日本が直面している最も深刻な課題は、人口問題だ。日本社会は高齢化が深刻で、若い世代の数が不足している。これと比べれば、停滞に陥った経済、リーダーシップのある指導者の不足といったその他の問題は、問題にもならないほどだ。日本の人口問題が効果的に解決されなければ、国の将来は暗いものになる。
シンガポールも低出生率の問題に直面しており、私たちは日本と比べて楽観できるわけではない。しかしこの二つの国には、本質的な差がある。シンガポールは移民受け入れにより、この問題の一部を解決した。
一方で日本人は移民排斥で有名な民族だ。いわゆる大和民族の純血を維持することは、日本人にとって当たり前の、根深い考えのようだ。これが原因で、外国の移民受け入れにより出生率の問題を解決しようと、公の場で議論しようとする人がいない。日本の一般人にせよ、政治界のエリートにとっても、これは最初から選択肢でさえないのだ。
私は日本人が示した、大和民族の純血に対する誇りを目にしたことがある。第二次世界大戦中に、日本がシンガポールを植民地にした数年間、私はキャセイパシフィックのビルで英文誌の編集員だった。
日本軍の兵士は毎年12月8日、そこで祝賀式典を開いていた。彼らは日本刀を振りかざし、「我々日本人は、天照大御神の子孫だ」と口にしていた。
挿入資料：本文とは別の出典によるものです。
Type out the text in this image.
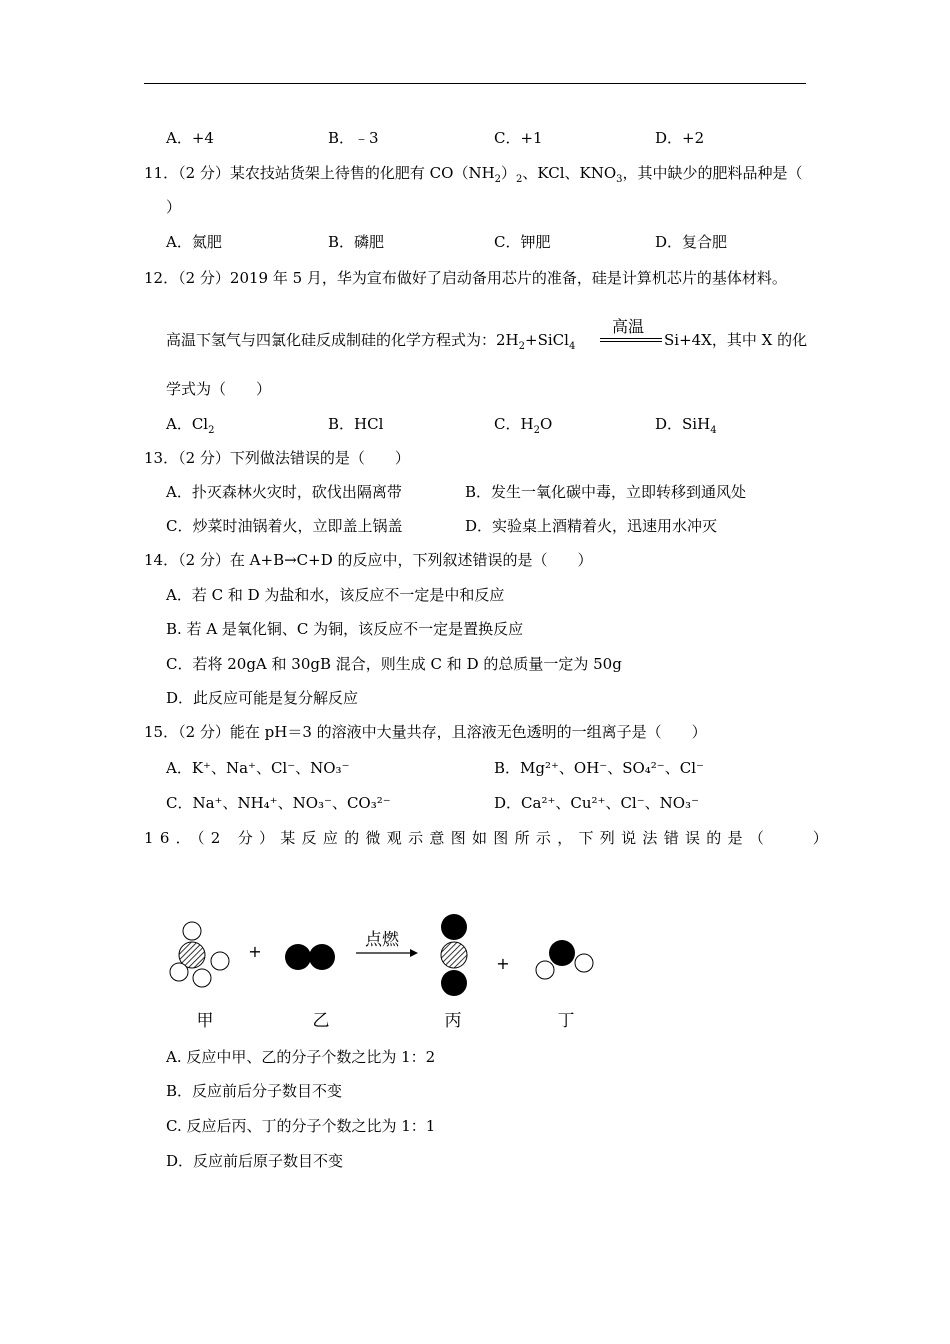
A．+4	B．﹣3	C．+1	D．+2
11．（2 分）某农技站货架上待售的化肥有 $CO(NH_2)_2$、KCl、$KNO_3$，其中缺少的肥料品种是（
）
A．氮肥	B．磷肥	C．钾肥	D．复合肥
12．（2 分）2019 年 5 月，华为宣布做好了启动备用芯片的准备，硅是计算机芯片的基体材料。
高温下氢气与四氯化硅反成制硅的化学方程式为：$2H_2+SiCl_4$
高温
Si+4X，其中 X 的化
学式为（　　）
A．$Cl_2$	B．HCl	C．$H_2O$	D．SiH$_4$
13．（2 分）下列做法错误的是（　　）
A．扑灭森林火灾时，砍伐出隔离带	B．发生一氧化碳中毒，立即转移到通风处
C．炒菜时油锅着火，立即盖上锅盖	D．实验桌上酒精着火，迅速用水冲灭
14．（2 分）在 A+B→C+D 的反应中，下列叙述错误的是（　　）
A．若 C 和 D 为盐和水，该反应不一定是中和反应
B. 若 A 是氧化铜、C 为铜，该反应不一定是置换反应
C．若将 20gA 和 30gB 混合，则生成 C 和 D 的总质量一定为 50g
D．此反应可能是复分解反应
15．（2 分）能在 pH＝3 的溶液中大量共存，且溶液无色透明的一组离子是（　　）
A．K⁺、Na⁺、Cl⁻、NO₃⁻	B．Mg²⁺、OH⁻、SO₄²⁻、Cl⁻
C．Na⁺、NH₄⁺、NO₃⁻、CO₃²⁻	D．Ca²⁺、Cu²⁺、Cl⁻、NO₃⁻
16．（2 分）某反应的微观示意图如图所示，下列说法错误的是（　　）
+
点燃
+
甲	乙	丙	丁
A. 反应中甲、乙的分子个数之比为 1：2
B．反应前后分子数目不变
C. 反应后丙、丁的分子个数之比为 1：1
D．反应前后原子数目不变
当然ながら現在の日本人はこんなことを言わないだろうが、心の奥深くではこれを信じ続けており、変化が生じていないと思う。
心の奥底で、このような教え(我が民族は神聖であり、その他の民族は劣等だ)を深く信じているならば、多くのことが進めにくくなる。
例えば移民により人口の構造的な問題を解決するという常識的なプランは、一つの選択肢になったこともなければ、口にすることのできないタブーでさえある。例えば私が日本の指導者であれば、見た目が日本人と大差ない民族、例えば華人、高麗人、さらにベトナム人を受け入れようとするだろう。
日本国内には実際に、華人、高麗人、ベトナム人、その他の国の人が居住している。私は高麗人が56万6000人、華人が68万7000人というデータを目にしている。
彼らは日本語を上手に話し、生活習慣とマナーは身辺の大和民族の日本人と変わりない。これらの日本に住む外国人は、日本社会に完全に溶けこむことを願っている。しかし日本社会は事実上、これらの日本で生まれ育った人をも完全に受け入れることができない。これは日本人が、これらの人を「自分たちと違う民族」と見なすからだ。